Musée du Jeu de Paume: Soulèvements jusqu'au 15 janvier 2017

Musée du Jeu de Paume - 10/01/2017 10:00:00


Le Jeu de Paume confie la totalité de ses espaces au philosophe et historien de l'art Georges Didi-Huberman pour une grande exposition réunissant à la fois des oeuvres anciennes et contemporaines.

«Soulèvements» est une exposition transdisciplinaire sur le thème des émotions collectives, des événements politiques en tant qu'ils supposent des mouvements de foules en lutte : il sera donc question de désordres sociaux, d'agitations politiques, d'insoumissions, d'insurrections, de révoltes, de révolutions, de vacarmes, d'émeutes, de bouleversements en tous genres.

C'est une interrogation sur la représentation des peuples, au double sens esthétique et politique du mot «représentation». L'exposition se fonde sur un travail historique et théorique que Georges Didi-Huberman tente de mener depuis quelques années, notamment à travers une série d'ouvrages intitulés L'oeil de l'histoire et dont les derniers affrontent la question de l'«exposition des peuples» ainsi que de l'émotion en tant qu'elle serait à ne pas exclure d'une anthropologie politique.
La figure du soulèvement sera déclinée à travers divers médiums : manuscrits d'écrivains, peintures, dessins, gravures, photographies, films. Ceux-ci, parce que la représentation des peuples en mouvements depuis Griffith et Eisenstein jusqu'aux réalisateurs d'aujourd'hui est l'une des grandes affaires du cinéma, feront l'objet d'une attention particulière qui donnera sans doute à l'exposition son style particulier.

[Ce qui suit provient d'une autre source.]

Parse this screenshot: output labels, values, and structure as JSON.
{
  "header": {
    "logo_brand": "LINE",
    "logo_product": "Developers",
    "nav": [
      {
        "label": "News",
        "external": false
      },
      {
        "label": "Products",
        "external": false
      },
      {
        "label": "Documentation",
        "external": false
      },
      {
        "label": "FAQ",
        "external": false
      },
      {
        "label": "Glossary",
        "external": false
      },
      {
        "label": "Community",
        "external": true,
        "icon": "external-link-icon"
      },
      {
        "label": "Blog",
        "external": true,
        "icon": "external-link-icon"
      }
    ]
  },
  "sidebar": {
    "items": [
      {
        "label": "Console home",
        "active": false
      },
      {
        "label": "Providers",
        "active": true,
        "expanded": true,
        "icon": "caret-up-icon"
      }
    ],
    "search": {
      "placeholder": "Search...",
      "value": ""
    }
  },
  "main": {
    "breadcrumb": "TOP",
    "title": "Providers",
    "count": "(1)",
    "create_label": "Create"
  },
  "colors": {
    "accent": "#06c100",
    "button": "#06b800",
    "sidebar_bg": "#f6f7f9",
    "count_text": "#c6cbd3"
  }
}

Le parcours de l'exposition suit un cheminement sensible et intuitif, à travers cinq grandes parties : Éléments, Gestes, Mots, Conflits, Désirs.


ÉLÉMENTS (DÉCHAÎNÉS)
Se soulever, comme lorsqu'on dit «une tempête se lève, se soulève».
Renverser la pesanteur qui nous clouait au sol. Alors, ce sont les lois de l'atmosphère tout entière qui seront contredites. Surfaces draps, drapés, drapeaux qui volent au vent. Lumières qui explosent en feux d'artifice. Poussière qui sort de ses recoins, qui s'élève. Temps qui sort de ses gonds. Monde sens dessus dessous. De Victor Hugo à Eisenstein et au-delà, les soulèvements seront souvent comparés à des ouragans ou à de grandes vagues déferlantes. Parce qu'alors les éléments (de l'histoire) se déchaînent.
On se soulève d'abord en exerçant son imagination, fût-ce dans ses «caprices» ou ses «disparates», comme disait Goya. L'imagination soulève des montagnes. Et lorsqu'on se soulève depuis un «
désastre» réel, cela veut dire qu'à ce qui nous oppresse, à ceux qui veulent nous rendre les mouvements impossibles, on oppose la résistance de forces qui sont désirs et imaginations d'abord, c'est-à-dire forces psychiques de déchaînement et réouvertures des possibles.


GESTES (INTENSES)
Les gestes sont intenses : se soulever s'agit ou s'agite.
Se soulever est un geste. Avant même d'entreprendre et de mener à bien une «action» volontaire et partagée, on se soulève par un simple geste qui vient tout à coup renverser l'accablement où jusque-là nous tenait la soumission (que ce fût par lâcheté, cynisme ou désespoir). Se soulever, c'est jeter au loin le fardeau qui pesait sur nos épaules et nous empêchait de bouger. C'est casser un certain présent fût-ce à coups de marteau, comme auront voulu le faire Friedrich Nietzsche ou Antonin Artaud et lever les bras vers le futur qui s'ouvre. C'est un signe d'espérance et de résistance.
C'est un geste et c'est une émotion. Les républicains espagnols l'ont pleinement assumé, eux dont la culture visuelle avait été formée par Goya et Picasso, mais aussi par tous les photographes qui recueillaient sur le terrain les gestes des prisonniers libérés, des combattants volontaires, des enfants ou de la fameuse Pasionaria Dolores Ibárruri. Dans le geste de se soulever, chaque corps proteste de tous ses membres, chaque bouche s'ouvre et s'exclame dans le non-refus et dans le oui-désir.